Notre projet industriel est de maintenir et d'exploiter le parc nucléaire existant qui procure une électricité sûre, compétitive et décarbonée. Il suppose la réalisation d'investissements à la fois de maintenance lourde et d'amélioration de la sûreté qui n'ont de sens que dans une perspective de prolongation du parc, compte tenu de l'ampleur et du calendrier de ces investissements. Une certaine visibilité est donc nécessaire dans la perspective de prolonger l'exploitation des réacteurs, même si les autorisations ne sont octroyées in fine que tranche par tranche tous les dix ans.
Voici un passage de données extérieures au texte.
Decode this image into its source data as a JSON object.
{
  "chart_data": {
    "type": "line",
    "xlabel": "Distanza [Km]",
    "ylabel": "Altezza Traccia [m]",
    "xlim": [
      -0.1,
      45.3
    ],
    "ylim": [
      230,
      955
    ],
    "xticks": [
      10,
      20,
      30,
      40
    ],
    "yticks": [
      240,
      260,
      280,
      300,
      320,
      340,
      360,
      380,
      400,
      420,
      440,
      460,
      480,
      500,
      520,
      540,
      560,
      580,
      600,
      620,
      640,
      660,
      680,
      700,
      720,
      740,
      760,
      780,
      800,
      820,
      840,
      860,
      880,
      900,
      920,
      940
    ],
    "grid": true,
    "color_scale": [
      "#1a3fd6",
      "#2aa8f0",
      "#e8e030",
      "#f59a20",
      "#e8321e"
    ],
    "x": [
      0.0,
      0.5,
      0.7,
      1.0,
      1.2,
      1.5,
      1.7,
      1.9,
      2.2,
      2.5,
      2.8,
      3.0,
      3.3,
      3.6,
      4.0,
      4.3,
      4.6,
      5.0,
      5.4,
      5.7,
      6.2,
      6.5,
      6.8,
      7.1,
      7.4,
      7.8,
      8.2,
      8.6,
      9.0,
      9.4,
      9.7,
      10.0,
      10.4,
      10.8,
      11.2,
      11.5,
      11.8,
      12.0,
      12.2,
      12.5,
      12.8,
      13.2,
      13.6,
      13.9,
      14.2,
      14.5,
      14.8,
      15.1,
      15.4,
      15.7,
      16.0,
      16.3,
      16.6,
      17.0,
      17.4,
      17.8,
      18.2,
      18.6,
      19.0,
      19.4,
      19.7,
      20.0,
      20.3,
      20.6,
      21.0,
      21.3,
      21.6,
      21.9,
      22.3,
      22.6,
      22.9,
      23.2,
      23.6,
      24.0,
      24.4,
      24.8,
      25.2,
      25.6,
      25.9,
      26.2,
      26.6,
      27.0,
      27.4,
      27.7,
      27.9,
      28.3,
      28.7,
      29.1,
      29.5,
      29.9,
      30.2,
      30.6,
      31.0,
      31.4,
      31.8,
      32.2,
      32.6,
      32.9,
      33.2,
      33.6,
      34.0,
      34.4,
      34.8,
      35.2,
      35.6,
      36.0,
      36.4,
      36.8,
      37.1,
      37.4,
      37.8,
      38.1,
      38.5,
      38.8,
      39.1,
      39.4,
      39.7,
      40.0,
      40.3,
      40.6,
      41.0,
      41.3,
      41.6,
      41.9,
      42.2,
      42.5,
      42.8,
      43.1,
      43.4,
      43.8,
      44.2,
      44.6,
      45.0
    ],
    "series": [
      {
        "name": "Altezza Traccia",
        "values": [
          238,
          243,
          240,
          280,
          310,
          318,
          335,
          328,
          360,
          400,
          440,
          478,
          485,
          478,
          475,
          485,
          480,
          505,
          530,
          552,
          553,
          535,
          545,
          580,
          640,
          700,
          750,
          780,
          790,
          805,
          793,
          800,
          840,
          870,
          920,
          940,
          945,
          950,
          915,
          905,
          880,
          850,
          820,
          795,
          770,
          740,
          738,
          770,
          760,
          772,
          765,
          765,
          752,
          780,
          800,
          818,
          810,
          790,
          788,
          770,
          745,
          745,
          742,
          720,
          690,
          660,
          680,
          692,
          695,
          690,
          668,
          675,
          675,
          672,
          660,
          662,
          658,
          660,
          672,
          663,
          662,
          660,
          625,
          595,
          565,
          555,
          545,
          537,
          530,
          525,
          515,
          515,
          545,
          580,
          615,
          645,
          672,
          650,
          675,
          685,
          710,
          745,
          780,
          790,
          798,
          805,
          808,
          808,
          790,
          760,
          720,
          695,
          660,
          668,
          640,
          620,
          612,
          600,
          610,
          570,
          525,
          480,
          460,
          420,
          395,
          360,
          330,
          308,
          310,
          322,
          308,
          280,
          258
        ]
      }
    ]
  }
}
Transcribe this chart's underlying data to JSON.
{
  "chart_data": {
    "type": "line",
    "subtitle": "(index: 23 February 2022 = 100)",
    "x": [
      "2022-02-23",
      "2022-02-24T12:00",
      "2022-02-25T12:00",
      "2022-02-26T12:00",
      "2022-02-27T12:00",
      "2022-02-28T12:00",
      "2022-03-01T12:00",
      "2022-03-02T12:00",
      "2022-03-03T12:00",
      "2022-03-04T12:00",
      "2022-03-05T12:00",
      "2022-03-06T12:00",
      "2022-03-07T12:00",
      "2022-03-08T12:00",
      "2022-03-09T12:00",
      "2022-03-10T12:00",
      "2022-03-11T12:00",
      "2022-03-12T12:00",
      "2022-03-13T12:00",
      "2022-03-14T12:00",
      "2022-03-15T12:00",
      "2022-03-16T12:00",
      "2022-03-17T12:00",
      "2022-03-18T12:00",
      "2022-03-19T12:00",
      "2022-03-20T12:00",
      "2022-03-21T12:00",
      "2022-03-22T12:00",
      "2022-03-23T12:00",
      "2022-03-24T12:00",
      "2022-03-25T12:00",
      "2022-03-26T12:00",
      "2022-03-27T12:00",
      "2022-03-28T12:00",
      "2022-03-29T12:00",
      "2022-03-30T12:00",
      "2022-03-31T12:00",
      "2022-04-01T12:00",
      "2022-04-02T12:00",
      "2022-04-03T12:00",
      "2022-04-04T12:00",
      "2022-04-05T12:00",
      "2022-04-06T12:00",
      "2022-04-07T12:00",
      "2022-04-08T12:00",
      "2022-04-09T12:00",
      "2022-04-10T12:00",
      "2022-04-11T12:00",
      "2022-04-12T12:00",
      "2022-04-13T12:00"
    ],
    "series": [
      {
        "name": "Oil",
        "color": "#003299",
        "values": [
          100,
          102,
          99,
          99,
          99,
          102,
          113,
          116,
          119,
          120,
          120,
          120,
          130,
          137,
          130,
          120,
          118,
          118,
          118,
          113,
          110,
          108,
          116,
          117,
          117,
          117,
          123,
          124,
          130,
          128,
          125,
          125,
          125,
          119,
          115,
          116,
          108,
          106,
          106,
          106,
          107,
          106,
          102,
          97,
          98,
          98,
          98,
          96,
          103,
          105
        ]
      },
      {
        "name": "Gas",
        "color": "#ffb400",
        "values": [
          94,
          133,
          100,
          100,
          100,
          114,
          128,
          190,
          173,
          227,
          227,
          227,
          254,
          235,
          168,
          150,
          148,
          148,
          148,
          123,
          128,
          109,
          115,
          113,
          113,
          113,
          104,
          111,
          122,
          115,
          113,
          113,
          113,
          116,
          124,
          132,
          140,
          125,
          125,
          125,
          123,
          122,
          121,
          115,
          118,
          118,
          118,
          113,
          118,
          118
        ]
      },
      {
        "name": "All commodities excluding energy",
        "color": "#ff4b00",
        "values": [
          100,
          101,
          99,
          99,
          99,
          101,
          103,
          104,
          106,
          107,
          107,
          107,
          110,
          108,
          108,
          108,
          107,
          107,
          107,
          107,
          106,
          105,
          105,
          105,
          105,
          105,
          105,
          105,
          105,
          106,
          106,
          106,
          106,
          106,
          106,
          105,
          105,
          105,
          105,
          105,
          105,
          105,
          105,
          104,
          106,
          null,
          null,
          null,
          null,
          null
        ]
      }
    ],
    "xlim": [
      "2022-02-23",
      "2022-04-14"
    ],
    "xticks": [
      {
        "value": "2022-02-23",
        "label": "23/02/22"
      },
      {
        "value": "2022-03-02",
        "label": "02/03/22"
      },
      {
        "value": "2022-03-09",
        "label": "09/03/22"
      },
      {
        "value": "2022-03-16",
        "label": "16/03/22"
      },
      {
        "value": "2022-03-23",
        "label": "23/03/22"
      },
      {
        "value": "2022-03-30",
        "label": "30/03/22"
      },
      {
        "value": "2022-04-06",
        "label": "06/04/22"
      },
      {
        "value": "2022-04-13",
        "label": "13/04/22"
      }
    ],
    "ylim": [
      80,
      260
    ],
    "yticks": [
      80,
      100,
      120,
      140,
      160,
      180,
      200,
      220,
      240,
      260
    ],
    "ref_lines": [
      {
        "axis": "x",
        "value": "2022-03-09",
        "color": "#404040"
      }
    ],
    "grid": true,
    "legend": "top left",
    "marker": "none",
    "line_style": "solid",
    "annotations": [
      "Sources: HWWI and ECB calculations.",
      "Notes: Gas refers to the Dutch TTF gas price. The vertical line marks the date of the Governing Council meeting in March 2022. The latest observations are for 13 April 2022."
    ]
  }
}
Ce projet ne préempte aucun choix politique de long terme, notamment en matière d'énergies renouvelables et de maîtrise de la demande d'électricité, qui sont désormais une priorité stratégique du groupe EDF : le résultat pour 2013 montre une croissance de 23 % de la production d'ENR et, pour la quatrième année consécutive, un volume d'investissements de développement plus élevé pour les ENR que pour l'énergie nucléaire.
Aussi, pour nous, la prolongation du parc nucléaire existant n'est-elle pas contradictoire mais complémentaire avec la diversification des moyens de production d'énergie. Je vous rappelle que, en matière de puissance électrique installée en France, le parc nucléaire représente 63 % de la puissance EDF et 49 % de l'ensemble des moyens électriques installés.